Bugün Harun'un hastaneden çıkacağı gündü. Ben kapının önünde beklerken Harun üzerini değiştiriyordu. Hastane Ümeyr ve annem hariç herkes vardı. Aslında Ümeyr de gelmek istemişti ama ben yorulmaması için evde kalmasını söyledim.

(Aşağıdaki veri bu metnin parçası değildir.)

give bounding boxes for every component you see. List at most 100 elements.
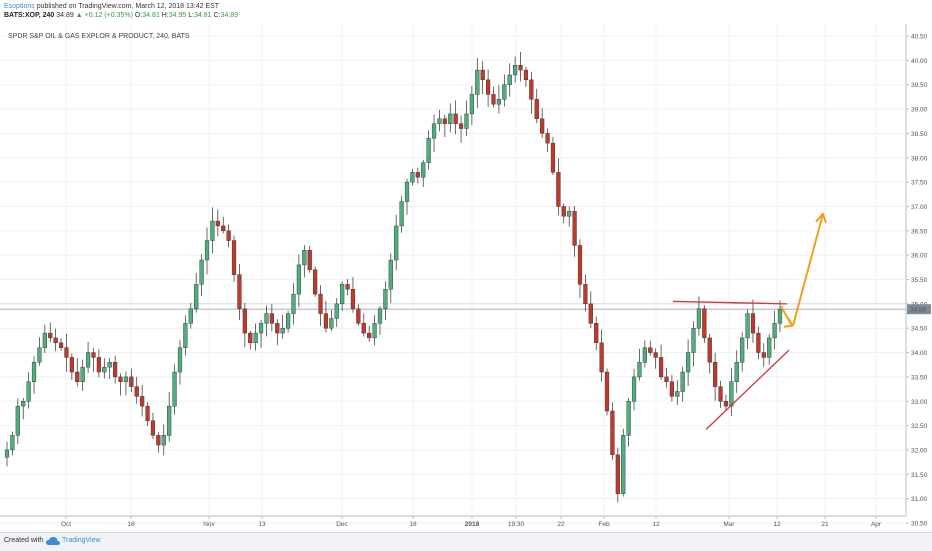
time-tick-label: 2018 [465,521,480,528]
time-tick-label: 21 [821,521,829,528]
candle-body [431,123,437,139]
candle-body [545,133,550,144]
candle-body [713,362,718,387]
candle-body [572,211,577,246]
candle [15,398,20,444]
candle [534,88,539,124]
candle [107,357,112,380]
close-label: C: [213,12,221,19]
candle [334,298,339,327]
ohlc-line: BATS:XOP, 240 34.89 ▲ +0.12 (+0.35%) O:3… [4,11,238,20]
candle [713,352,718,401]
time-tick-label: 18 [409,521,417,528]
candle-body [134,386,139,397]
candle-body [469,94,474,115]
candle-body [64,347,69,358]
candle-body [723,401,729,407]
candle-body [242,308,247,334]
candle-body [188,308,193,324]
price-tick-label: 39.00 [911,107,928,114]
candle-body [388,259,393,290]
price-chart[interactable]: SPDR S&P OIL & GAS EXPLOR & PRODUCT, 240… [0,0,932,532]
candle [31,356,37,394]
candle [48,322,53,343]
candle [285,310,291,333]
candle-body [10,435,15,451]
candle-body [658,357,664,378]
candle [102,358,107,379]
candle [21,397,26,420]
created-with-text: Created with [4,537,44,544]
price-tick-label: 31.00 [911,496,928,503]
price-tick-label: 37.50 [911,180,928,187]
candle-body [702,308,707,339]
candle [702,305,707,343]
price-tick-label: 30.50 [911,521,928,528]
candle [669,375,674,402]
chart-grid [0,24,907,524]
candle [567,206,572,227]
footer-bar: Created with TradingView [0,532,932,551]
candle [242,303,247,348]
candle-body [204,240,210,261]
candle [431,114,437,152]
symbol-label: BATS:XOP, 240 [4,12,55,19]
candle [134,376,139,404]
author-link[interactable]: Esoptions [4,3,35,10]
candle-body [253,332,258,344]
candle [194,272,199,313]
candle-body [15,405,20,436]
candle-body [91,352,96,358]
candle [496,85,502,114]
candle-body [556,172,561,207]
candle [42,324,47,353]
candle-body [215,220,220,227]
price-axis: 30.50 31.00 31.50 32.00 32.50 33.00 33.50 34.00… [906,34,931,528]
candle [464,100,469,137]
candle [113,355,118,384]
candle [626,398,631,447]
candle [10,431,15,456]
candle-body [518,65,523,71]
candle-body [615,454,620,494]
candle-body [177,347,183,373]
candle [69,353,74,380]
candle-body [448,113,453,124]
candle-body [523,69,529,81]
candle-body [199,259,204,285]
candle-body [323,313,329,329]
low-label: L: [188,12,195,19]
candle [610,402,615,461]
candle [388,253,393,304]
candle [350,277,356,313]
candle [226,224,231,248]
candle-body [42,332,47,348]
candle-body [275,323,280,334]
chart-header: Esoptions published on TradingView.com, … [4,2,238,20]
open-label: O: [134,12,143,19]
time-axis: Oct 16 Nov 13 Dec 18 2018 19:30 22 Feb 12 Mar 12 21 Ap… [61,516,882,528]
candle-body [334,303,339,319]
price-tick-label: 32.50 [911,423,928,430]
tradingview-brand[interactable]: TradingView [62,537,101,544]
candle [172,364,177,415]
candle [291,283,296,325]
candle [421,159,426,187]
candle [80,359,85,391]
candle-body [707,337,712,363]
candle [394,214,399,271]
support-line [705,349,790,430]
arrow-up-shaft [792,213,824,327]
candle-body [415,172,420,178]
candle [215,209,220,237]
candle [577,239,583,298]
tradingview-cloud-icon[interactable] [46,536,60,547]
candle [167,392,172,442]
candle [237,263,242,321]
candle-body [750,313,756,334]
candle-body [231,240,237,275]
candle [750,299,756,343]
open-value: 34.81 [142,12,160,19]
candle [161,424,166,456]
candle [415,167,420,184]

O da biraz üzüldü ama mecbur kabul etti.

Bir süre sonra önünde beklediğim odanın kapısı açıldı ve içerden abim ile Harun çıktı. Hatice annem Harun'un yanına gelince abim onu bırakıp benim yanıma geldi. Hep birlikte hastaneden çıkıp abimin arabasına bindik.Mustafa babam ön koltukta, Hatice annem, ben ve Harun arkada oturuyorduk. Abim arabayı çalıştırınca yolu izlemeye koyuldum. Bir süre sonra Harun başını omzuma yasladı. O an heyecan ve utançtan yüzüm kızarmıştı. Harun'a baktığımda çok rahat olduğunu gördüm. Yavaşça koluna dokununca başını kaldırıp yüzüme baktı. Kulağına yaklaşıp sessizce fısıldadım."Harun annen ve baban arabada hatırlatırım. Utanıyorum ya," dedim ama Harun beni takmayıp tekrar başını omzuma yasladı. Eminim yüzüm kızarmıştı. Ben bu adamla ne yapacaktım?